Now we can move on to the chlorine rule. Again, in both compounds where we have chlorine, chlorine is the last element to have its oxidation number assigned. So, in HCl, chlorine must have an oxidation number of negative one, and it’s the same in magnesium chloride. We need each chlorine to have an oxidation number of negative one to balance the positive two of magnesium. But by convention, we only write negative one once. Now, let’s see whether any reduction or oxidation has taken place. The oxidation number for magnesium hasn’t changed. It stayed at positive two, and there’s no change for oxygen, hydrogen, or chlorine. This is, therefore, a non–redox reaction.
Next, we can look at the reaction between elemental calcium and sulfuric acid. We can skip rule one because there are no group one elements and jump to rule two with calcium. But the rules only apply to substances in compounds. Calcium in its elemental form will have an oxidation number of zero. But calcium and calcium sulfate will have an oxidation number of positive two. Next, we jump to the hydrogen rule. We have H2 which is hydrogen in an elemental form. So, the oxidation number of hydrogen here is zero, and in sulfuric acid, it’s positive one.
Next, we have the oxygen rule. In sulfuric acid and calcium sulfate, oxygen is not the last element to have its oxidation number assigned. So, we can use the rule. So, in both cases, the oxidation number for oxygen is negative two. We have no more rules left. So, we have to figure out the oxidation number for sulfur in the old-fashioned way. The oxidation numbers for sulfuric acid must sum to zero. So, we can expand all the oxidation numbers for hydrogen and oxygen. We have an excess of negative six. So, the oxidation state for sulfur must be positive six.
Now, the sulfate group in calcium sulfate is identical to that in sulfuric acid. So, sulfur in calcium sulfate must also have the oxidation number of positive six. In this equation, we can see calcium going from an oxidation number of zero to an oxidation number of positive two. This is an oxidation. And we can also see that hydrogen is reduced, going from an oxidation number of positive one to zero. So, we’ve demonstrated we’re dealing with a redox reaction.

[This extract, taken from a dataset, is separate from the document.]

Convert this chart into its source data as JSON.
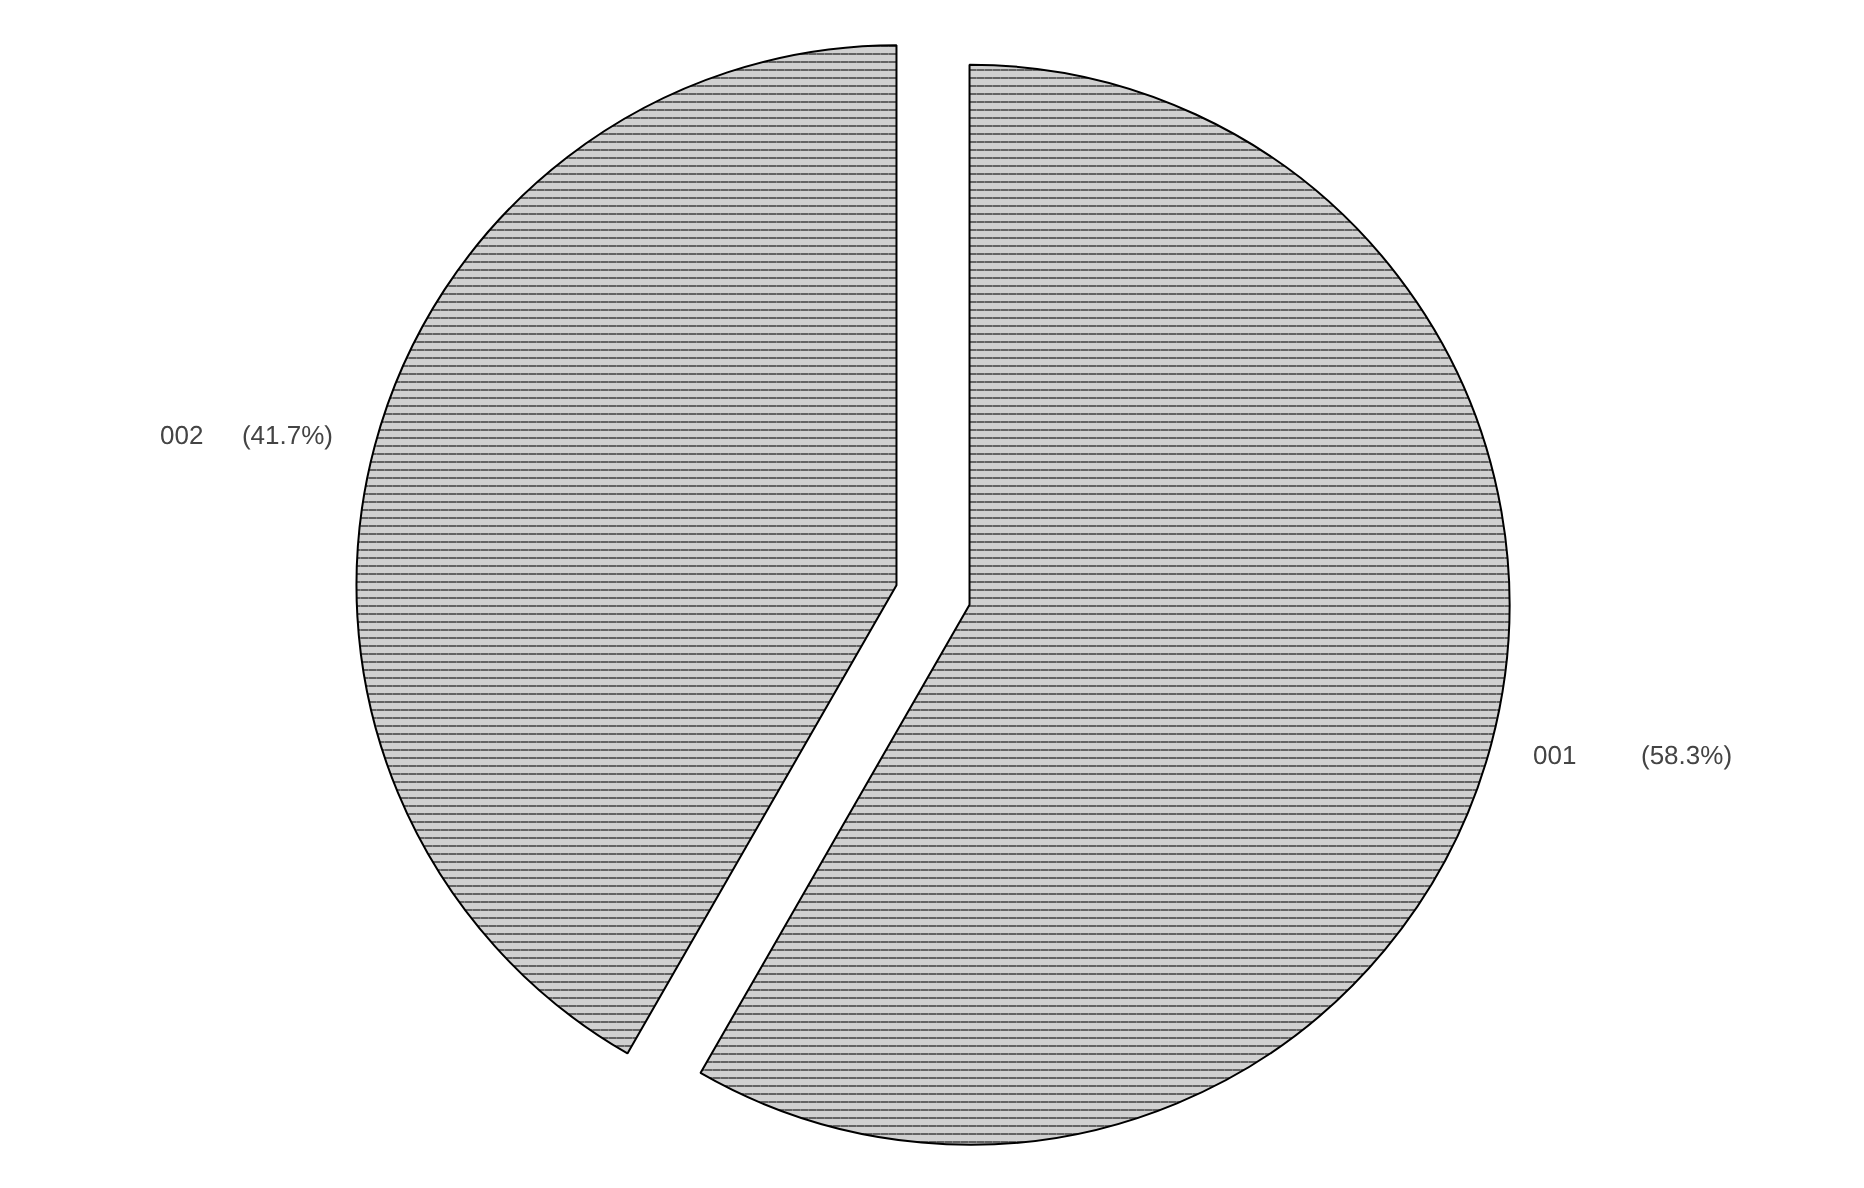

There’s also a special type of redox reaction called a disproportionation. In a disproportionation reaction, we see a single substance undergo reduction and oxidation simultaneously. When hydrogen peroxide degrades, one of the oxygens goes from an oxidation state of negative one to an oxidation state of zero. So, it’s oxidized, while the other one is reduced, going from an oxidation state of negative one to an oxidation state of negative two. Reduction and oxidation are occurring simultaneously to the same chemical.
Now, let’s finish up with the key points. We can think of oxidation number simply as an accounting number equivalent to the charge of an atom or ion in a 100 percent ionic system. There are simple rules we can follow for compounds to figure out oxidation numbers. Group one, group two, and group three elements in compounds will have oxidation numbers of positive one, positive two, and positive three, respectively.
Fluorine will have an oxidation state of negative one. Hydrogen will have an oxidation number of positive one, except in hydrides, where it’ll be negative one. Oxygen will have an oxidation number of negative two except in peroxides, where it will be negative one. And chlorine will have an oxidation state of negative one, unless it’s bonded to fluorine or oxygen. And elements in their pure forms will have oxidation states of zero.